MilindaD
MilindaD

Reputation: 7653

Conceptually looping and breaking in a sequence diagram

What I am doing is get the marks of each and every student for a course, here I have created an explicit lifeline for students (the student list in the course object) and then even added a "get(indexValue)" method to show that it is iterated over to get each student.

The issue is that I wish to be a bit less detailed and more conceptual, how should I structure my diagram in order to show that there is looping over all the students in the course without explicitly defining it by using a studeentList lifeline and using a "get(indexValue)" method as seen in lists in Java.

Additionally is this representation correct if having a more detailed diagram was the objective as well. Also regarding breaking a loop I have used a return statement in a loop (as seen in programming languages), I have also seen some versions on the internet use "break" fragments to highlight this, is there a need to be specific for that either

Diagram

Upvotes: 1

Views: 10203

Answers (1)

Bruce
Bruce

Reputation: 2310

You can put a loop box around the parts of the lifelines involved in the loop. In notes for the loop, you enter the continue/exit conditions. There are no "break" or "return" UML constructs. That is an implementation detail.
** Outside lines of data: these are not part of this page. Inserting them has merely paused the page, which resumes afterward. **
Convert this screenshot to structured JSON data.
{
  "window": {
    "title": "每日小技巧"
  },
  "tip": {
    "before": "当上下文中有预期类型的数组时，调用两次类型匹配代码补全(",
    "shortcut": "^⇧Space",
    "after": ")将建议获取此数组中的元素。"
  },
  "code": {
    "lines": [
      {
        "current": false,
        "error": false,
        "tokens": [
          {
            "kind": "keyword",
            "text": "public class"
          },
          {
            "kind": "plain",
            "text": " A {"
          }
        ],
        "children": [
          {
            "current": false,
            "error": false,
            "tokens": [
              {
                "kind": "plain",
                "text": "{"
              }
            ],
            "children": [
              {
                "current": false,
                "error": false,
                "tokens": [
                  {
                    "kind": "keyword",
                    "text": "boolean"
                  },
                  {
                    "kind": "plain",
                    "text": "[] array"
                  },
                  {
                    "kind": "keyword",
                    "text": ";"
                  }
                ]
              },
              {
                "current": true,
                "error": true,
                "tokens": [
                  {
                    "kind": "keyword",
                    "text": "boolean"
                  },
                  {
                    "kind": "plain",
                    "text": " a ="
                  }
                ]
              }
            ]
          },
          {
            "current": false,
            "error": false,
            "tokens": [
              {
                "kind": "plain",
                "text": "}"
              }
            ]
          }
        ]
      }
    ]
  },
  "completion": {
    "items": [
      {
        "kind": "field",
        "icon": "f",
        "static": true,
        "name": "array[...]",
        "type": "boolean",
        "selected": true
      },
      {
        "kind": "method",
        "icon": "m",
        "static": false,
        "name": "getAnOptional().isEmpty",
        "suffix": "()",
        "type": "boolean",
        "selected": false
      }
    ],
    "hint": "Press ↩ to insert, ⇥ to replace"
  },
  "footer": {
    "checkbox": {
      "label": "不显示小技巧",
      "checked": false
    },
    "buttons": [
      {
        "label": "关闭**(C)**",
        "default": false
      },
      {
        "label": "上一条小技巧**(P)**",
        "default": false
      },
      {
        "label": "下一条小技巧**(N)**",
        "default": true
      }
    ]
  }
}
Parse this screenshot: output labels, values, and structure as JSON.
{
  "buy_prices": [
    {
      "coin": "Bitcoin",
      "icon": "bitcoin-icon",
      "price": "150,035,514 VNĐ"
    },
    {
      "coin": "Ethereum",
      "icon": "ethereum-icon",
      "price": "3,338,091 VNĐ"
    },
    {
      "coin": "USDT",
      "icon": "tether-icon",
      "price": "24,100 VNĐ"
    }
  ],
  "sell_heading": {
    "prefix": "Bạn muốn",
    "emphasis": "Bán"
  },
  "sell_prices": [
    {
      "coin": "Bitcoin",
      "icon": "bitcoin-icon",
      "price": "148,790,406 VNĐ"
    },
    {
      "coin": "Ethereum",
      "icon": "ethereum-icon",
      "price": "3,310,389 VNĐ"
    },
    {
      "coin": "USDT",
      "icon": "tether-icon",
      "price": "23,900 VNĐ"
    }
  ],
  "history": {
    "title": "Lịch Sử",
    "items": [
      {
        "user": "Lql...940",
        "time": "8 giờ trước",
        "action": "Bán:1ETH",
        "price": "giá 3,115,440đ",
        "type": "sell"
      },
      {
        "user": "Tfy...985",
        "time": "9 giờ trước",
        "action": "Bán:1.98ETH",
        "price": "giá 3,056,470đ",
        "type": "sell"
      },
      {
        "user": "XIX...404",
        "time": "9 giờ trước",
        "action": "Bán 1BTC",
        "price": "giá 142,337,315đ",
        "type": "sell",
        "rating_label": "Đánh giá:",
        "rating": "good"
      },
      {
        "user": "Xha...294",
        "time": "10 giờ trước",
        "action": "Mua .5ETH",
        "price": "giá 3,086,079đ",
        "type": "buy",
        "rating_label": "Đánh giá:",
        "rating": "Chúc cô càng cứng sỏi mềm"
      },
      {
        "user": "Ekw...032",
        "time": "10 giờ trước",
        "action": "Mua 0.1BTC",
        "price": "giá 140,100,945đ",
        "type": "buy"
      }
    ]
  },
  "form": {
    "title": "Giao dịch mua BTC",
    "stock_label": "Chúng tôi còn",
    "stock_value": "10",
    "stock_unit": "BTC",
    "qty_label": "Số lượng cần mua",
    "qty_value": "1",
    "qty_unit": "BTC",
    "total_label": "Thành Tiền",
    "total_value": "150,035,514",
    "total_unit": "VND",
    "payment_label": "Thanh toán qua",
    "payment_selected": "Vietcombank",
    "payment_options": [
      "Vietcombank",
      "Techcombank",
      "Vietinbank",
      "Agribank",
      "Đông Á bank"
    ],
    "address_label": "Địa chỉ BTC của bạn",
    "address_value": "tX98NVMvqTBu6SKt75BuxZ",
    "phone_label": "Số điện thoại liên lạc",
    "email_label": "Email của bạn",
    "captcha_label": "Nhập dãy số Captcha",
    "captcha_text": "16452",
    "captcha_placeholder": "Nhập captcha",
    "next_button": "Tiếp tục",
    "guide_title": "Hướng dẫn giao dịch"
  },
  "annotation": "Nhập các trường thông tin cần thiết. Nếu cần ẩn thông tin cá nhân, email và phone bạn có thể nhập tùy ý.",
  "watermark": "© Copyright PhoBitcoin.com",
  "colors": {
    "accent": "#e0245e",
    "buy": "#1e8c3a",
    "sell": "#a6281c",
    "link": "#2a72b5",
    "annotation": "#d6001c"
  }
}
That said, if you want to get information for each student, I believe you'll have to use the studentList class to get info for each student in the loop. However, you can have one sequence diagram for how you handle each student and then the loop and the list are not necessary.

Remember that each sequence diagram has a precondition, a single scenario, and a post-condition. You can combine diagrams to show more complex behavior and decisions.